Inching up the stairs towards a secluded bar, my friends and I are surrounded by colorful lights seeping in from the building’s tinted windows. Each floor turns into a different color: blue, red, green, and finally yellow, perfectly complementing the establishment it engulfs. Entering the lounge, the DJ greets us with music we had only heard murmurs of on the way up. Remnants of the bar’s evening operations are tucked into corners; the bar and kitchen barely in focus. Today, it is transformed into a boutique. In place of tables, rows and rows of vintage clothing crowd the well–lit lounge for this weekend’s Season Pass Community Flea

Season Pass is a vintage clothing store located in Quezon City that has hosted weekend flea market events since 2019. Owner Lean Torres tells the story of how the company started out importing streetwear clothing but later transitioned to curating vintage essential wear. Torres was initially hesitant because of negative perceptions surrounding thrifting or “ukay–ukay;” but he fell in love with the design of the clothes themselves, overwhelmed by the capability of vintage cartoon prints to transport him back to his childhood through their existence alone.

Concealed within the upper levels of high–rise buildings, weekend second–hand pop–ups have slowly sprouted in cafés, bars, and creative spaces around Manila. Advertised on Instagram and TikTok, daytime scenes like that of the Season Pass Community Flea are increasingly appealing to young shoppers as an experimental alternative to malling—a popular hangout activity for teens and adults alike. Music is central to the identity of these events, with a live DJ setting the tone through tunes ranging from local rap, such as hip–hop collective Kartell’em, to mainstream K–pop like NewJeans. Coffee and pastries are equally central, if not almost expected of these weekend pop–ups. If they aren't hosted in an establishment that offers refreshments, you are sure to find a booth that does so. 

Season Pass is quintessentially community–based. From its establishment, the community flea was organized to uplift local sellers. Sellers at the community flea are friends and friends of friends; some frequent shoppers have even become sellers. While “ukay–ukay” is often associated with shopping at a consignment store, Season Pass and other markets like it elevate the ukay experience while still retaining bargainable prices. Some goods are admittedly higher–priced ($15+), and others venture into the territory of luxury goods. Shopping at the pop–up nurtures a sense of community, with merchants conversing with shoppers about their day and remembering familiar faces amid hundreds of visitors.

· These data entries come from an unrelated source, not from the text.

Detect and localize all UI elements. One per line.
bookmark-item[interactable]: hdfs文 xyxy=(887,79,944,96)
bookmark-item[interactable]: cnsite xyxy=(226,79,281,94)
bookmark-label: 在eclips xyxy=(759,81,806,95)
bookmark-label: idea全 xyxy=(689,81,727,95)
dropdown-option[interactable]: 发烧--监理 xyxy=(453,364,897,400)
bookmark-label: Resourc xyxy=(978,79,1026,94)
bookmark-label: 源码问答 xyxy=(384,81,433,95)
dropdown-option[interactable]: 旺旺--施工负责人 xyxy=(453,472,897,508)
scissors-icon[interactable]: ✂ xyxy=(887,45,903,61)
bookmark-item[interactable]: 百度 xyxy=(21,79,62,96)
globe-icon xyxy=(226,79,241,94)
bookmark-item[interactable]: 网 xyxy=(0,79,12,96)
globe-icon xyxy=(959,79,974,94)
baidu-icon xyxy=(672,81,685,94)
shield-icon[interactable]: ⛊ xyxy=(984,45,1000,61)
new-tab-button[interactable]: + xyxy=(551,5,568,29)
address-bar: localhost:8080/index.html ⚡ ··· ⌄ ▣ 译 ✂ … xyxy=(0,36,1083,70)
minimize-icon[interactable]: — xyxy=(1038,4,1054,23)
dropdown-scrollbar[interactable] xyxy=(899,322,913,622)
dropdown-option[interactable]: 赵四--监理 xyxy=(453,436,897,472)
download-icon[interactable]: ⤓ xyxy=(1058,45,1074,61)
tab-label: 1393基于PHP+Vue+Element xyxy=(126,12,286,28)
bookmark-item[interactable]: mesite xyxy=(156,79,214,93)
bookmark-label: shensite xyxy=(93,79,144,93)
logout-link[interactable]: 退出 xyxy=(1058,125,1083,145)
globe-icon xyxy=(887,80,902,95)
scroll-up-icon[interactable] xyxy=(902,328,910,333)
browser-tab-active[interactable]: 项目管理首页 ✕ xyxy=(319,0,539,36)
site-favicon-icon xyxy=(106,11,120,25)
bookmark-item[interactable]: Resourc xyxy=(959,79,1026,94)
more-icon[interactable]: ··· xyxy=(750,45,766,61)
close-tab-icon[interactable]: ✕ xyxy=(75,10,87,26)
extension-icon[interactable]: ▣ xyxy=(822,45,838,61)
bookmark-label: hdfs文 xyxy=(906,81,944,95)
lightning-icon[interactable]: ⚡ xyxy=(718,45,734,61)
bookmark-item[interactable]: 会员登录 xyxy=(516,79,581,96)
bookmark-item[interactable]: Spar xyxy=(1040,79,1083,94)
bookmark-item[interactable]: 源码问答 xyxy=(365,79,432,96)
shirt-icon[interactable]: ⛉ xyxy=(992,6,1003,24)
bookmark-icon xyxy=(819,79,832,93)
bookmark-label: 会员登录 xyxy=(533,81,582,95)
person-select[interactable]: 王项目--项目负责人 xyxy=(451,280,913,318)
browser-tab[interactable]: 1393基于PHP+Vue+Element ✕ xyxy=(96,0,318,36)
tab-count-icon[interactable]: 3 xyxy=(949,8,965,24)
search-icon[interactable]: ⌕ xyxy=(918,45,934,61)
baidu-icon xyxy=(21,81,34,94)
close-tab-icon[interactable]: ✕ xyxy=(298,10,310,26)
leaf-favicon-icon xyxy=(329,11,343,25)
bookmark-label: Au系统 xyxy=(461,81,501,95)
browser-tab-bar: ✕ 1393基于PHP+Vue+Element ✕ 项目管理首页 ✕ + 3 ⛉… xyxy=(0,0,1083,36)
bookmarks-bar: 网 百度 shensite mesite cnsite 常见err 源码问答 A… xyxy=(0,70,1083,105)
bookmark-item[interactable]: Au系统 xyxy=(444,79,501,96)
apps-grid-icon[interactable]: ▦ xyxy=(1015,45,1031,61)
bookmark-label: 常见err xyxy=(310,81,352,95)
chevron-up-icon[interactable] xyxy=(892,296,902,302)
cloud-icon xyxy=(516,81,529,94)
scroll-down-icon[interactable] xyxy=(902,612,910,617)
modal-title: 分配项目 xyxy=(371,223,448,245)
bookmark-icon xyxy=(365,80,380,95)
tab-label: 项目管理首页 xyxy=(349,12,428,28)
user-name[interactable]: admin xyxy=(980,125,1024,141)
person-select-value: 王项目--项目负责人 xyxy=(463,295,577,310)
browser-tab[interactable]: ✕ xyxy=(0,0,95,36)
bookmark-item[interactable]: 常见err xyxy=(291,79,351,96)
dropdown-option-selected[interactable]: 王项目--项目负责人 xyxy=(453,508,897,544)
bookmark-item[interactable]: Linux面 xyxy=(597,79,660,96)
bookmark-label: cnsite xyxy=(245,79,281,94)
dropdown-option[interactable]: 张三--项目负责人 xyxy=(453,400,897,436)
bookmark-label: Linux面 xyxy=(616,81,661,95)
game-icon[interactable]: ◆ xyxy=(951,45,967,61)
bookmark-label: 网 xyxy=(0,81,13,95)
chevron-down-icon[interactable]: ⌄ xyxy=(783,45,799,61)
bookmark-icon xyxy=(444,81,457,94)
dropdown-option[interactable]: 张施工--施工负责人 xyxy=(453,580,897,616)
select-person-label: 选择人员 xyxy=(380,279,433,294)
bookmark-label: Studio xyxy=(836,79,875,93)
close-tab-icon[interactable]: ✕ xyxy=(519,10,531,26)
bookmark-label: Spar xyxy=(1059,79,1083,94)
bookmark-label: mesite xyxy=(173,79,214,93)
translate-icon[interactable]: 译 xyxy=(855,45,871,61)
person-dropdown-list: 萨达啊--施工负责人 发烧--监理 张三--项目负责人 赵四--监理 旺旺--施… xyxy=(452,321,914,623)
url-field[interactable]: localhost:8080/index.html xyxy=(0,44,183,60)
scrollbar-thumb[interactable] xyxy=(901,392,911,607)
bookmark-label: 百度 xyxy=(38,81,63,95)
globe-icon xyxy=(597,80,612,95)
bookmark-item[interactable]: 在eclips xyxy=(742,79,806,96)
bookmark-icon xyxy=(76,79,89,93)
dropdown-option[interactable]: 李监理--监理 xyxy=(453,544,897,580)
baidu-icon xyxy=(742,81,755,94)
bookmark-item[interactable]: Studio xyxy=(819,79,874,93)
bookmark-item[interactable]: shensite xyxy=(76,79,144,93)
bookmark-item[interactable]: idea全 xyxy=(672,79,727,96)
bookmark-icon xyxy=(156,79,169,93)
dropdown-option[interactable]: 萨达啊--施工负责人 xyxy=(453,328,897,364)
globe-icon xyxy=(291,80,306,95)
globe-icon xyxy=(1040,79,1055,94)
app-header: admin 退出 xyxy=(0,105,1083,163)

Season Pass isn’t the only second–hand brand with heavy traffic: pop–up markets hosted by Nirvana Collective, Fits Ya Good, and Venus Collab offer different styles of clothing and thereby project distinct experiences. Collectively, these brands generate creative communities of young, fashion–loving regulars.

Growing up in the crowded metropolis of Manila, I often found it difficult to meet strangers in the insular culture of the Philippines. However, these regularly–scheduled weekend events allow for young Filipinos to develop their own sense of community separate from family, work, or school. Often high up in perplexingly unassuming buildings and living spaces, these enticing thrifting events appear almost invisible to those who don't know about them, an immersive break from everyday life.